Das Steinzeitgehirn aufwecken
Dass das menschliche Hirn sich seit der Steinzeit kaum entwickelt habe, ist eine der frühen Infos in dieser geschmackvollen Dokucollage von Heidi Ewign und Rachel Grady. Daraus dürften nicht wenige der Probleme des modernen Menschen mit der Informations- und Kommunikationsflut der IT-Zeit herrühren. Es gibt den Versuch, ein Mittel dagegen zu entwickeln. Die Volkshochschule Pasvik bietet so eines an.
9 Monate können junge Menschen vor dem Eintritt ins Erwachsenenleben Eigenverantwortung und Unabhängigkeit lernen mittels arktischem Überlebenstraining und Hundeschlittenfahren. Es kommen junge Menschen aus ganz verschiedenen Ländern.
Die beiden Dokumentaristinnen rücken zwei Jungs und ein Mädel, Tore, Romain und Hege, ins Zentrum ihres Interesses.
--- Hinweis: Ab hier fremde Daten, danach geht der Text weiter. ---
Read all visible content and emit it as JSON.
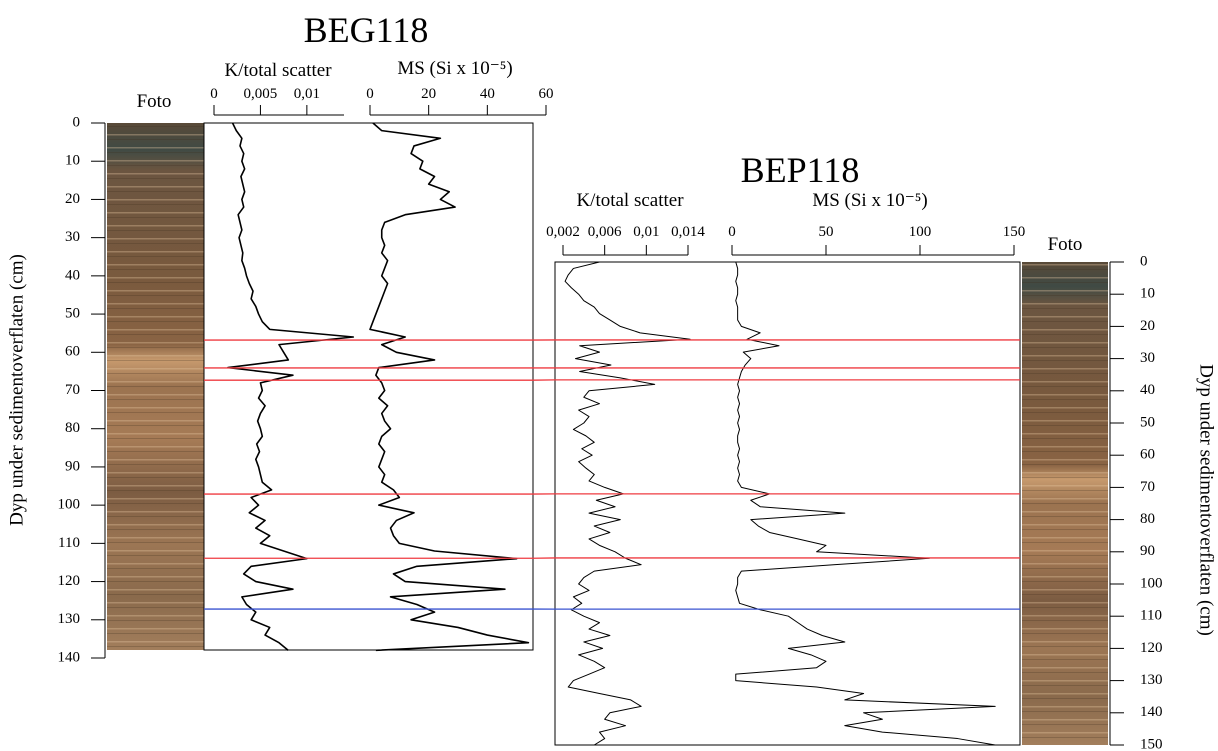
{
  "chart_data": [
    {
      "type": "depth_log",
      "title": "BEG118",
      "photo_label": "Foto",
      "ylabel": "Dyp under sedimentoverflaten (cm)",
      "ylim": [
        0,
        140
      ],
      "yticks": [
        0,
        10,
        20,
        30,
        40,
        50,
        60,
        70,
        80,
        90,
        100,
        110,
        120,
        130,
        140
      ],
      "depths": [
        0,
        2,
        4,
        6,
        8,
        10,
        12,
        14,
        16,
        18,
        20,
        22,
        24,
        26,
        28,
        30,
        32,
        34,
        36,
        38,
        40,
        42,
        44,
        46,
        48,
        50,
        52,
        54,
        56,
        58,
        60,
        62,
        64,
        66,
        68,
        70,
        72,
        74,
        76,
        78,
        80,
        82,
        84,
        86,
        88,
        90,
        92,
        94,
        96,
        98,
        100,
        102,
        104,
        106,
        108,
        110,
        112,
        114,
        116,
        118,
        120,
        122,
        124,
        126,
        128,
        130,
        132,
        134,
        136,
        138
      ],
      "series": [
        {
          "name": "K/total scatter",
          "color": "#000000",
          "xlim": [
            0,
            0.014
          ],
          "xticks": [
            0,
            {
              "value": 0.005,
              "label": "0,005"
            },
            {
              "value": 0.01,
              "label": "0,01"
            }
          ],
          "values": [
            0.002,
            0.0024,
            0.003,
            0.0028,
            0.0032,
            0.003,
            0.0033,
            0.0029,
            0.0031,
            0.0033,
            0.003,
            0.0032,
            0.0026,
            0.0028,
            0.003,
            0.0027,
            0.0029,
            0.0031,
            0.003,
            0.0033,
            0.0035,
            0.0038,
            0.0042,
            0.004,
            0.0045,
            0.0048,
            0.0052,
            0.006,
            0.015,
            0.007,
            0.0075,
            0.008,
            0.0015,
            0.0085,
            0.005,
            0.0052,
            0.0048,
            0.0055,
            0.005,
            0.0047,
            0.005,
            0.0052,
            0.0046,
            0.0049,
            0.0045,
            0.0048,
            0.005,
            0.0052,
            0.0062,
            0.004,
            0.0048,
            0.0038,
            0.0055,
            0.0045,
            0.006,
            0.005,
            0.0075,
            0.01,
            0.004,
            0.0032,
            0.0045,
            0.0085,
            0.003,
            0.0035,
            0.0045,
            0.004,
            0.006,
            0.0055,
            0.007,
            0.008
          ]
        },
        {
          "name": "MS (Si x 10⁻⁵)",
          "color": "#000000",
          "xlim": [
            0,
            60
          ],
          "xticks": [
            0,
            20,
            40,
            60
          ],
          "values": [
            1,
            4,
            24,
            15,
            14,
            18,
            17,
            22,
            20,
            27,
            24,
            29,
            12,
            5,
            4,
            4,
            5,
            4,
            6,
            5,
            4,
            6,
            5,
            4,
            3,
            2,
            1,
            0,
            12,
            4,
            9,
            22,
            3,
            2,
            4,
            5,
            3,
            6,
            4,
            5,
            7,
            4,
            3,
            5,
            4,
            3,
            5,
            4,
            8,
            10,
            3,
            15,
            9,
            7,
            8,
            10,
            22,
            50,
            16,
            8,
            12,
            46,
            7,
            16,
            22,
            14,
            30,
            40,
            54,
            2
          ]
        }
      ]
    },
    {
      "type": "depth_log",
      "title": "BEP118",
      "photo_label": "Foto",
      "ylabel": "Dyp under sedimentoverflaten (cm)",
      "ylim": [
        0,
        150
      ],
      "yticks": [
        0,
        10,
        20,
        30,
        40,
        50,
        60,
        70,
        80,
        90,
        100,
        110,
        120,
        130,
        140,
        150
      ],
      "depths": [
        0,
        2,
        4,
        6,
        8,
        10,
        12,
        14,
        16,
        18,
        20,
        22,
        24,
        26,
        28,
        30,
        32,
        34,
        36,
        38,
        40,
        42,
        44,
        46,
        48,
        50,
        52,
        54,
        56,
        58,
        60,
        62,
        64,
        66,
        68,
        70,
        72,
        74,
        76,
        78,
        80,
        82,
        84,
        86,
        88,
        90,
        92,
        94,
        96,
        98,
        100,
        102,
        104,
        106,
        108,
        110,
        112,
        114,
        116,
        118,
        120,
        122,
        124,
        126,
        128,
        130,
        132,
        134,
        136,
        138,
        140,
        142,
        144,
        146,
        148,
        150
      ],
      "series": [
        {
          "name": "K/total scatter",
          "color": "#000000",
          "xlim": [
            0.002,
            0.014
          ],
          "xticks": [
            {
              "value": 0.002,
              "label": "0,002"
            },
            {
              "value": 0.006,
              "label": "0,006"
            },
            {
              "value": 0.01,
              "label": "0,01"
            },
            {
              "value": 0.014,
              "label": "0,014"
            }
          ],
          "values": [
            0.0055,
            0.003,
            0.0025,
            0.0022,
            0.0028,
            0.0035,
            0.004,
            0.005,
            0.0055,
            0.0065,
            0.0075,
            0.0094,
            0.0142,
            0.0036,
            0.0055,
            0.0032,
            0.0066,
            0.0036,
            0.0075,
            0.0108,
            0.0045,
            0.004,
            0.0055,
            0.0035,
            0.0045,
            0.004,
            0.003,
            0.0042,
            0.005,
            0.0038,
            0.0048,
            0.0035,
            0.0042,
            0.005,
            0.0045,
            0.006,
            0.0078,
            0.0052,
            0.007,
            0.0045,
            0.0075,
            0.005,
            0.0065,
            0.0045,
            0.0055,
            0.007,
            0.008,
            0.0095,
            0.005,
            0.004,
            0.0035,
            0.0045,
            0.003,
            0.0038,
            0.0028,
            0.004,
            0.0055,
            0.0045,
            0.0065,
            0.004,
            0.0058,
            0.0035,
            0.005,
            0.006,
            0.0045,
            0.003,
            0.0025,
            0.0055,
            0.0085,
            0.0095,
            0.0065,
            0.006,
            0.008,
            0.0055,
            0.006,
            0.005
          ]
        },
        {
          "name": "MS (Si x 10⁻⁵)",
          "color": "#000000",
          "xlim": [
            0,
            150
          ],
          "xticks": [
            0,
            50,
            100,
            150
          ],
          "values": [
            2,
            3,
            3,
            2,
            3,
            3,
            2,
            3,
            3,
            3,
            5,
            15,
            8,
            25,
            6,
            10,
            7,
            5,
            4,
            3,
            4,
            3,
            4,
            3,
            4,
            3,
            4,
            3,
            3,
            4,
            3,
            4,
            3,
            4,
            3,
            5,
            20,
            10,
            15,
            60,
            10,
            14,
            20,
            35,
            50,
            45,
            105,
            55,
            5,
            3,
            3,
            2,
            3,
            4,
            15,
            30,
            35,
            40,
            48,
            60,
            30,
            42,
            50,
            45,
            2,
            2,
            45,
            70,
            60,
            140,
            70,
            80,
            60,
            80,
            120,
            140
          ]
        }
      ]
    }
  ],
  "correlations": [
    {
      "color": "#ef3b41",
      "depths": [
        56.8,
        24.2
      ]
    },
    {
      "color": "#ef3b41",
      "depths": [
        64.1,
        32.9
      ]
    },
    {
      "color": "#ef3b41",
      "depths": [
        67.3,
        36.6
      ]
    },
    {
      "color": "#ef3b41",
      "depths": [
        97.1,
        72.0
      ]
    },
    {
      "color": "#ef3b41",
      "depths": [
        113.9,
        91.9
      ]
    },
    {
      "color": "#3a53d0",
      "depths": [
        127.2,
        107.8
      ]
    }
  ]
}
Pasvik liegt in der Finnmark in Norwegen, 300 Kilometer über dem Polarkreis unweit der russischen Grenze. Hier herrscht wochenlang Polarnacht. Dafür gibt es als schönen Beitrag ins Portefeuille der geschmackvollen Bilder Polarlichter zu sehen. Wie die beiden Filmemacherinnen überhaupt sehr gediegen das Footage aus ihren Clips ausgewählt und aneinandergeschnitten haben.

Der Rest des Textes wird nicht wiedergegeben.